We’ve seen the Fed talk tough about raising rates before, only to find many excuses not to.  A lot will transpire between now and December, so there are many possibilities to keep them from raising rates.

Finally, this weekend we have the Blue Angels performing here in Jacksonville.  Thursday and Friday were their practice days and they flew right outside out office.  Below is a couple pictures – our favorite is the last picture.  In it you can see the plane above a tree with two Bald Eagles in the lower part of the picture.  You can’t get much more America than that! 



Next Week

Next week looks very quiet for economic data and the pace of corporate earnings will slow.  Of course, the election will dominate the news and will have the most impact on the market. 


Investment Strategy

Again, no change here.  Stocks have sold off recently, but it is difficult to really tell what the market will do until after the election.  Stocks look to be on the cheap side in the short term (a week to a few weeks) and could be poised for a rebound, but we’ll have to wait and see. 

From a longer term perspective, everything looks expensive.  Central bank policies have driven asset classes higher, which leaves few places to hide if the market were to turn.  We worry this is an asset bubble that will end badly – but knowing when that day of reckoning is remains anyone’s guess. 

Bond yields fell this week (so prices ticked higher), but remain at the top of the range of the uptrend that started in July.  We don’t expect a significant change here as we think prices will remain relatively high and yields low as demand from investors will keep prices elevated, even with higher rates from the Fed.     

Bonds to protect against inflation, or TIPs, remain a good long term hedge for inflation.  Floating-rate bonds will do well if interest rates eventually do rise. 

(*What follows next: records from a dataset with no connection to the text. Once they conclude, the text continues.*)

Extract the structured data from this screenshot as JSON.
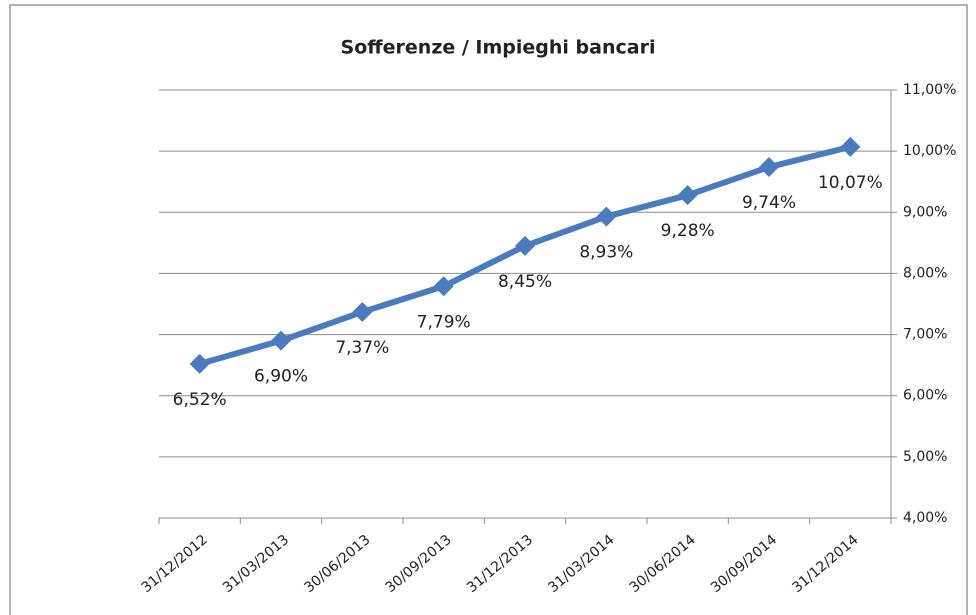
{
  "chart_data": {
    "type": "line",
    "title": "Sofferenze / Impieghi bancari",
    "categories": [
      "31/12/2012",
      "31/03/2013",
      "30/06/2013",
      "30/09/2013",
      "31/12/2013",
      "31/03/2014",
      "30/06/2014",
      "30/09/2014",
      "31/12/2014"
    ],
    "values": [
      6.52,
      6.9,
      7.37,
      7.79,
      8.45,
      8.93,
      9.28,
      9.74,
      10.07
    ],
    "value_labels": [
      "6,52%",
      "6,90%",
      "7,37%",
      "7,79%",
      "8,45%",
      "8,93%",
      "9,28%",
      "9,74%",
      "10,07%"
    ],
    "color": "#4a7bbf",
    "ylim": [
      4,
      11
    ],
    "yticks": [
      {
        "value": 4,
        "label": "4,00%"
      },
      {
        "value": 5,
        "label": "5,00%"
      },
      {
        "value": 6,
        "label": "6,00%"
      },
      {
        "value": 7,
        "label": "7,00%"
      },
      {
        "value": 8,
        "label": "8,00%"
      },
      {
        "value": 9,
        "label": "9,00%"
      },
      {
        "value": 10,
        "label": "10,00%"
      },
      {
        "value": 11,
        "label": "11,00%"
      }
    ],
    "grid": true
  }
}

Some municipal bonds look attractive for the right client, too.  We like buying individual, insured names for these bonds, avoiding muni index bonds if possible.  We keep a longer term focus with these investments. 

Gold is another good hedge for the portfolio.  It is only a hedge at this point – rising on geopolitical issues as a flight to safety. 

Finally, in international stocks, we see weakness around the globe and favor neither the developed or emerging markets.

Please note, these day-to-day and week-to-week fluctuations have little impact on positions we intend to hold for several years or longer.  Our short and medium term investments are the only positions affected by these daily and weekly fluctuations. 


This commentary is for informational purposes and is not investment advice, an indicator of future performance, a solicitation, an offer to buy or sell, or a recommendation for any security. It should not be used as a primary basis for making investment decisions. Consider your own financial circumstances and goals carefully before investing. Past performance cannot guarantee results.